Curb appeal is important when selling a place, so I spent the majority of a day calling landscaping companies in hopes of finding somewhere that would lay down mulch, dig up the dead stuff, and plant 10 drought resistant and hardy replacement plants. But even that will be a lost cause. $20 says if I drive by a year from now, those, too, will be dead.
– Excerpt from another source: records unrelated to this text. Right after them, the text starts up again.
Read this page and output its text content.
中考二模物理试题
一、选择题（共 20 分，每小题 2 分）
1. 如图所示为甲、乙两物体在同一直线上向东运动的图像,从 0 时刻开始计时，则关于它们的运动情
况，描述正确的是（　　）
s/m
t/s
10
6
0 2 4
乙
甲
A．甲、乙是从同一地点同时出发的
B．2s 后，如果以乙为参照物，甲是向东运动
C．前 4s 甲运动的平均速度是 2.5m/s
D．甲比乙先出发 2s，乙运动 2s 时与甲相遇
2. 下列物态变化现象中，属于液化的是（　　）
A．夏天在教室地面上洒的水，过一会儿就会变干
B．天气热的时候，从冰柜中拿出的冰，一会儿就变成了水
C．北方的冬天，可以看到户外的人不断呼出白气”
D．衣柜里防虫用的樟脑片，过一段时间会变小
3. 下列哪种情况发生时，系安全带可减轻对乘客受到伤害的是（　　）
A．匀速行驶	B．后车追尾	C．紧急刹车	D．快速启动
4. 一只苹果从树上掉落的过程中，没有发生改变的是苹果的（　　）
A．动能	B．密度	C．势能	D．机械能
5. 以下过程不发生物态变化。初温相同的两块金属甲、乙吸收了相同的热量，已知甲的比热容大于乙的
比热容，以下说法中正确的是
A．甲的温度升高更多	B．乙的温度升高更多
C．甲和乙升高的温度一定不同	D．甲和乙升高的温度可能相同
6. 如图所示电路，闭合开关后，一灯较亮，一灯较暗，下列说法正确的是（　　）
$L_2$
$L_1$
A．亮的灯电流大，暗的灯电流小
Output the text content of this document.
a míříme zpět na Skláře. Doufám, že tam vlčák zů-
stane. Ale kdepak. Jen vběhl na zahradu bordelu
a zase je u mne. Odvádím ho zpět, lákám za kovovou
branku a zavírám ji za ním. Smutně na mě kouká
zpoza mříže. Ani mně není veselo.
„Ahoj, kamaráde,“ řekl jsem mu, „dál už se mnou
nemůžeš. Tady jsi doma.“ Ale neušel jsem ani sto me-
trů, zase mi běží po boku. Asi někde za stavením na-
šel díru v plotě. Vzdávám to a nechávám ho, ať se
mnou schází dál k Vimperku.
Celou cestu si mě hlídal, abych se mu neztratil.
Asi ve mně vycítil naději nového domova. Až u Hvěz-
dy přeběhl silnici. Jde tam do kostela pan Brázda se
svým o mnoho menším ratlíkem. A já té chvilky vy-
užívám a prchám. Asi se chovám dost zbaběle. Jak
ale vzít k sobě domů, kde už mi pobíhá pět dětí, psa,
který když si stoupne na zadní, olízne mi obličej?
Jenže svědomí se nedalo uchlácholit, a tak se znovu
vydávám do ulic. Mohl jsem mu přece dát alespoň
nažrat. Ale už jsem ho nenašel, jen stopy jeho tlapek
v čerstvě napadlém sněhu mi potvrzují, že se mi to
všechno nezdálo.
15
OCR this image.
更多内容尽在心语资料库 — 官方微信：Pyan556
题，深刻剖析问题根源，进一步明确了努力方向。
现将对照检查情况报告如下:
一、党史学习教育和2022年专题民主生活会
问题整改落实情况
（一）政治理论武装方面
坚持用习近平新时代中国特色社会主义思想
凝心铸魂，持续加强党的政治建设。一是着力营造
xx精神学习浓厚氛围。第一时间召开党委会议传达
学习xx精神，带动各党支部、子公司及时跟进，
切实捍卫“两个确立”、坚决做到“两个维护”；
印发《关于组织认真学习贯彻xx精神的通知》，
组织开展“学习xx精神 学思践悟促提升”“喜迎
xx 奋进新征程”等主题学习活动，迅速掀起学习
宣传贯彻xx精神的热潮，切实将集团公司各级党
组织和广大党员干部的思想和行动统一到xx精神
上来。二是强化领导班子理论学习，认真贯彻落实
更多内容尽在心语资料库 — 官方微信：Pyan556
Whether that’s true, I still need to have the work done. I contacted 20 companies across Seattle and got this:

landscaping graphYou can click to view it larger, but I’ll break it down for you:

  • 5 said the job was too small to accept
  • 4 said they were booked until December
  • 4 laughed at me when they saw pictures of the garden and basically were offended that we murdered the garden
  • 6 wanted to charge a $300 consultation fee, which would include a lavish design workup to show all the changes they’d make. The finished product would win awards, folks! (Because yes, what an apathetic & lazy HOA needs is *that* kind of garden. Hahaha, no!)
  • 1 said they might be able to do it and asked for pictures.

Think about that.

Our garden is so bad that no one wants to touch it.

*SMH*

I wonder if I can con a neighborhood teen into doing the work… can pay in snark, books, or cash.

I can’t wait until we move, because these dead gardens are dead.

(Above cactus picture is intended for Fair Use educational purposes only.)